We discover what we have. We discover who we already are. We live and move and have our being in God. This experience is tasting or glimpsing the Life of the Resurrection that God is ready and willing to share with us as we die to ourselves having the last word. We are not God, but we do participate in God and God can express God’s self through us. We can be God for others. They (especially our spouses) will be God for us. We become divine instruments of transformation for one another as we show grace and compassion to one another.

Our participation in God is the Ground of our Being or the source of our Life and Being. It is our breath. It is our heart beating. It is our consciousness. Rather than having a relationship with God we are already in relationship to God. We are already one with God and in union with God or we would be nothing. We are nothing apart from God who sustains our life. Thomas Keating says elsewhere (Open Mind, Open Heart (2005), p.33) that “The chief thing that separates us from God is the thought that we are separated from Him. If we get rid of that thought, our troubles will be greatly reduced…The present moment, every object we see, our inmost nature are all rooted in God.”

Our participation in the “Divine energy” becomes a “universal prayer for the needs of the whole human family.”

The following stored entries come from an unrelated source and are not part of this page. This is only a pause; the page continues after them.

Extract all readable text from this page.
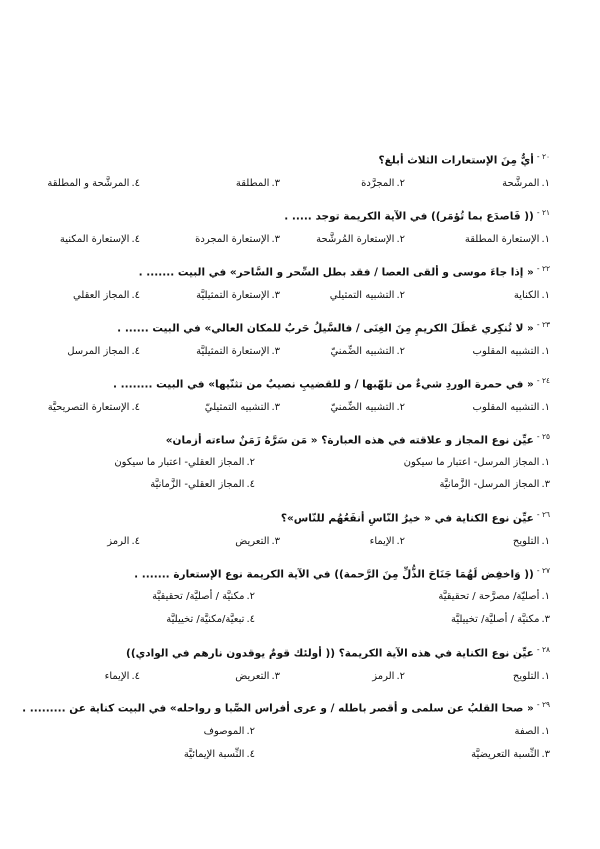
$^{٢٠ -}$أيٌّ مِنَ الإستعارات الثلاث أبلغ؟
١.المرشَّحة
٢.المجرَّدة
٣.المطلقة
٤.المرشَّحة و المطلقة
$^{٢١ -}$(( فَاصدَع بما تُؤمَر)) في الآية الكريمة توجد ..... .
١.الإستعارة المطلقة
٢.الإستعارة المُرشَّحة
٣.الإستعارة المجردة
٤.الإستعارة المكنية
$^{٢٢ -}$« إذا جاءَ موسى و ألقى العصا / فقد بطل السِّحر و السَّاحر» في البيت ....... .
١.الكناية
٢.التشبيه التمثيلي
٣.الإستعارة التمثيليَّة
٤.المجاز العقلي
$^{٢٣ -}$« لا تُنكِري عَطَلَ الكريمِ مِنَ الغِنَى / فالسَّيلُ حَربٌ للمكان العالي» في البيت ...... .
١.التشبيه المقلوب
٢.التشبيه الضِّمنيّ
٣.الإستعارة التمثيليَّة
٤.المجاز المرسل
$^{٢٤ -}$« في حمرة الوردِ شيءٌ من تلهّبها / و للقضيبِ نصيبٌ من تثنّيها» في البيت ........ .
١.التشبيه المقلوب
٢.التشبيه الضِّمنيّ
٣.التشبيه التمثيليّ
٤.الإستعارة التصريحيَّة
$^{٢٥ -}$عيِّن نوع المجاز و علاقته في هذه العبارة؟ « مَن سَرَّهُ زَمَنٌ ساءته أزمان»
١.المجاز المرسل- اعتبار ما سيكون
٢.المجاز العقلي- اعتبار ما سيكون
٣.المجاز المرسل- الزَّمانيَّة
٤.المجاز العقلي- الزَّمانيَّة
$^{٢٦ -}$عيِّن نوع الكناية في « خيرُ النّاسِ أنفَعُهُم للنّاس»؟
١.التلويح
٢.الإيماء
٣.التعريض
٤.الرمز
$^{٢٧ -}$(( وَاخفِض لَهُمَا جَنَاحَ الذُّلِّ مِنَ الرَّحمة)) في الآية الكريمة نوع الإستعارة ....... .
١.أصليّة/ مصرَّحة / تحقيقيَّة
٢.مكنيَّة / أصليَّة/ تحقيقيَّة
٣.مكنيَّة / أصليَّة/ تخييليَّة
٤.تبعيَّة/مكنيَّة/ تخييليَّة
$^{٢٨ -}$عيِّن نوع الكناية في هذه الآية الكريمة؟ (( أولئك قومٌ يوقدون نارهم في الوادي))
١.التلويح
٢.الرمز
٣.التعريض
٤.الإيماء
$^{٢٩ -}$« صحا القلبُ عن سلمى و أقصر باطله / و عرى أفراس الصِّبا و رواحله» في البيت كناية عن ......... .
١.الصفة
٢.الموصوف
٣.النِّسبة التعريضيَّة
٤.النِّسبة الإيمائيَّة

We start by saying “Yes!” and participate in the Paschal Mystery as we consent to our death to ourselves and begin to experience the Life of the Resurrection. We begin to let go of our self-made worlds, having to have the last word or power or control over every situation that arises. As we sit in this posture of Centering Prayer only present to God as God is, we are present to the needs of the whole human family since that is where God already is present. We bring all our needs, our whole life experience and history, all our loved ones to God. First, our world is present and held before God. At the same time, we then are present to God. In Whom, the world or cosmos is held in being and which apart from God would be nothingness. Our loved ones are loved by us as we carry them within us to God. Our loved ones are loved by God as God sustains them and treats them as God’s beloved. As Fr. Vinny like to say, “they are twice loved.”

Our prayer becomes apostolic as it “transmits the grace of Christ into this world.” Our time of prayer is of “inconceivable value and vastly transcends ourselves.”